Small also lectured on behalf of the Anti-Saloon League. In a florid address to the Anti-Saloon League's 1917 convention in Washington, DC, Small told the cheering crowd that if the United States enacted prohibition, "then you and I may proudly expect to see this America of ours, victorious and Christianized, become not only the savior but the model and the monitor of the reconstructed civilization of the world in the future." Small also kept his hand in politics. In 1892 he ran for Congress as a prohibition-supporting Populist.

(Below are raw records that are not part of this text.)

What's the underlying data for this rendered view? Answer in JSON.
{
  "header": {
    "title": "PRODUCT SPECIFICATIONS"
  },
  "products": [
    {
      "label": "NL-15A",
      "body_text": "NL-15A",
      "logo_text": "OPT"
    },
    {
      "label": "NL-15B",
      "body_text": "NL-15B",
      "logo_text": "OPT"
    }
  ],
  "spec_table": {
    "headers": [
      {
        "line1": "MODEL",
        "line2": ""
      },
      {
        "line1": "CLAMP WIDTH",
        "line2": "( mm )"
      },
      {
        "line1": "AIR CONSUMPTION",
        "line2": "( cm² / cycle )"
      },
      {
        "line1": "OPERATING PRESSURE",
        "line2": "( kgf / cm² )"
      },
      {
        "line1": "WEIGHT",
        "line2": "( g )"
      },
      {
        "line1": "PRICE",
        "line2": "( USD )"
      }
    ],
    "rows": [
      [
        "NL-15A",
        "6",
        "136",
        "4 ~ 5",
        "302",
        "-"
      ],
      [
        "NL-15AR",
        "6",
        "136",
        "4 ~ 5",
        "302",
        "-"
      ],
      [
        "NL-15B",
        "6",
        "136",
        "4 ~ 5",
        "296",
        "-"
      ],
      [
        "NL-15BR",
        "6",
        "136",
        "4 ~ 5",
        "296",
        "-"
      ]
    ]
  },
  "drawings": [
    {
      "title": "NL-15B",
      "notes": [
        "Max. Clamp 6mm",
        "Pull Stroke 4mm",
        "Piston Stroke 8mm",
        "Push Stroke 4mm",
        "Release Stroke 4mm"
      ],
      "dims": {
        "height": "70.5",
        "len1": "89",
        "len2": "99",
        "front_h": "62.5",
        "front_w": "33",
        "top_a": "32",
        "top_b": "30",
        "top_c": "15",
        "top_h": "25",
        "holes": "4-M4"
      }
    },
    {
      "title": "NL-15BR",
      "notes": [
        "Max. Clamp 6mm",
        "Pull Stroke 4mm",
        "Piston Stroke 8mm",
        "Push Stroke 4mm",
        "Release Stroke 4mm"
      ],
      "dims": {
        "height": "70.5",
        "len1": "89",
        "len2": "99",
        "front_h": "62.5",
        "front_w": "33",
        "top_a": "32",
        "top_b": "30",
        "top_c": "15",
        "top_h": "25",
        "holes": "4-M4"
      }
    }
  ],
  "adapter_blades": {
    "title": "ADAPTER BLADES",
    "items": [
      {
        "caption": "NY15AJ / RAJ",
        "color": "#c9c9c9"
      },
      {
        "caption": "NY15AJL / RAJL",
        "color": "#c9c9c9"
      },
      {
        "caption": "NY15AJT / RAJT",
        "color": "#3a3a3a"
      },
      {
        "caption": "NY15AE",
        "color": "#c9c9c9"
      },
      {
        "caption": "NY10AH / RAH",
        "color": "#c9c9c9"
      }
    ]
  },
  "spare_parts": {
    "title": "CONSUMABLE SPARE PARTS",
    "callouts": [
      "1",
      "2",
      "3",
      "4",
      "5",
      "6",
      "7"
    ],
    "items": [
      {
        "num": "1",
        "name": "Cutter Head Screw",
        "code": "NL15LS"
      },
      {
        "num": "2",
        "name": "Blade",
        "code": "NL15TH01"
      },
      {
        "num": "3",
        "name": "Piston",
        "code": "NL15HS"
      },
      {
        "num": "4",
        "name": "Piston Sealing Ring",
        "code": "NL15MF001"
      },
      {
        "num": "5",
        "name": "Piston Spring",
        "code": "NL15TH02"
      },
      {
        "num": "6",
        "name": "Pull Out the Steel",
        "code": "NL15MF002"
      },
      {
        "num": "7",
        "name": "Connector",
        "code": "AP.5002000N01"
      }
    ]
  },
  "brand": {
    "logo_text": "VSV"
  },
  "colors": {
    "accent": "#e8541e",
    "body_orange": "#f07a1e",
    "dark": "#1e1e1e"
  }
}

In 1927, Bob Jones, Sr. asked Small to write a creed for the proposed Bob Jones College. The creed written quickly on the back of an envelope has been memorized and recited daily by generations of Bob Jones University students.

By 1930, Small was the oldest active editor in the South and still wrote three columns of editorials a day. Nevertheless, Small had been injured in a fall during the Republican National Convention of 1928, and he died in Atlanta on November 21, 1931. He was buried in Arlington National Cemetery.